Baqaeen’s interest in art started at a young age.

He loved to draw on walls and trees and started drawing with his art teacher, who was his biggest fan.

"My teacher gave me great motivation," he said, explaining that they encouraged him to enter a UNICEF-organized drawing competition, where won first place.

Baqaeen has also volunteered with the Royal Academy of the Blind. In an interview with Jordan News, he stressed that it was a great challenge to find an appropriate way to train students in drawing. He also indicated that his first meeting with them was difficult, but that those challenges soon faded.

"I have a dream, I want to see my painting before I lose my sight," Baqaeen recalled were the words that inspired the veteran artist to continue down a humanitarian path.
"One of my goals was to bring children out of despair into a new world full of energy and to fulfill children's dreams," he stated.

(Photos: Handouts from Suheil Baqaeen)

Baqaeen and  his students have organized several exhibitions. The first one was dubbed “Beyond Sight”

"My task through that exhibition was to make the blind, or the ones who have only remnants of sight, paint and feel what they paint," he said.

His Majesty King Abdullah and Queen Rania have visited the academy and even become acquainted with the children and their exhibitions.

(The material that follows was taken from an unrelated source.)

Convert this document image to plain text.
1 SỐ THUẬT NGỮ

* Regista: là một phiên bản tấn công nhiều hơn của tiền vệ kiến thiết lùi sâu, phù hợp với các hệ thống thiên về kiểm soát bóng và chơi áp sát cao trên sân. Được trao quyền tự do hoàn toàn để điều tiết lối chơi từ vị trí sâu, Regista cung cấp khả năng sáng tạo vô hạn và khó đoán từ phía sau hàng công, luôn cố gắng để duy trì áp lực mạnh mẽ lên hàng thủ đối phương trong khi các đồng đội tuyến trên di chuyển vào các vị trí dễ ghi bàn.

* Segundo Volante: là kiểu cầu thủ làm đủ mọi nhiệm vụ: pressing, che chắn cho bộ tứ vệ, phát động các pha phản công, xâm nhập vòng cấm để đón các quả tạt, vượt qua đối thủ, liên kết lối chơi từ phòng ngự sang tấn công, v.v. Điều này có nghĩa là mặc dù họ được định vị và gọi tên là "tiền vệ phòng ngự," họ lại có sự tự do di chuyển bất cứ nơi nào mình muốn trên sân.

"Their visit was indescribable. It gave the students power and hope. They are our most prominent supporters," Baqaeen recalled.

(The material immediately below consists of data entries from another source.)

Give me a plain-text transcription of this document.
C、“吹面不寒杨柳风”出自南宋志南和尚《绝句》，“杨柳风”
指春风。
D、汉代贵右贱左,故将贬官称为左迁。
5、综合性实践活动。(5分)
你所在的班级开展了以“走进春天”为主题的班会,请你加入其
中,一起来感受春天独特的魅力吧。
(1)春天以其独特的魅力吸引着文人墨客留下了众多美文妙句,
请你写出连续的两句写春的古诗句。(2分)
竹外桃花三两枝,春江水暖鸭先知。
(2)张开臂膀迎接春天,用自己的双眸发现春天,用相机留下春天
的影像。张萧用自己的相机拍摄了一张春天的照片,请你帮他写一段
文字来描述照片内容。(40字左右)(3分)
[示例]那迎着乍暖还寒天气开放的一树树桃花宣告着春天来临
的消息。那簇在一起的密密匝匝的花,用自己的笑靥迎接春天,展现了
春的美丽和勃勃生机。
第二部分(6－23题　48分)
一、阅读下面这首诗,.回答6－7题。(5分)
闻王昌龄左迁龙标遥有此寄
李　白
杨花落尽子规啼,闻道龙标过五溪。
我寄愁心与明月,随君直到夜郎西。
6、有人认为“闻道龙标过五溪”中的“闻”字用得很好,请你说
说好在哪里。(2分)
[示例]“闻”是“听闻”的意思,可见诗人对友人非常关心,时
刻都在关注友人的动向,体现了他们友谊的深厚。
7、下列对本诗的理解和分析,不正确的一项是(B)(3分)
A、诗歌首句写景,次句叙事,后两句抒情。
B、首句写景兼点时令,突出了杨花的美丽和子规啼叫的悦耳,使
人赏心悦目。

“We have to believe in the blind and believe in our aim,” emphasized the artist.

Ten years ago, Baqaeen founded an initiative called the Abaq Laon (scent of a color). It contributes to improving the students' ability, so blind people can express their feelings, enhance their self-confidence, and integrate effectively in the community. He explains that it adopts this leadership program to help the blind develop their imaginations.

This initiative led Baqaeen to win the King Abdullah II Award for Excellence.

Baqaeen’s work has allowed him to travel the world.

(Photos: Handouts from Suheil Baqaeen)

He conducted a workshop in Havana, Cuba and later went to Mauritius Island where he created a place called the Flying Museum. The museum displays his students' drawings, with an explanation of the artist’s vision under each artwork, in more than one language.

He has also been part of dozens of exhibitions in places like South Africa, Dubai, and Lebanon.

Even after decades in the industry, Baqaeen now continues to refine his skill in his Jabal Luweibdeh studio: “Daret Suheil.”

"The Daret Suheil project is a creative space in which I practice drawing and continue the initiative that I launched years ago under the title ‘Abaq Laon,’” he explained.

Baqaeen also owns “Walk-in Gallery.” The gallery features his students’ drawings in Farah Hospital. Visitors can buy his students' drawings for their patients, to support the artists and offer a creative alternative to chocolate and stuffed animals.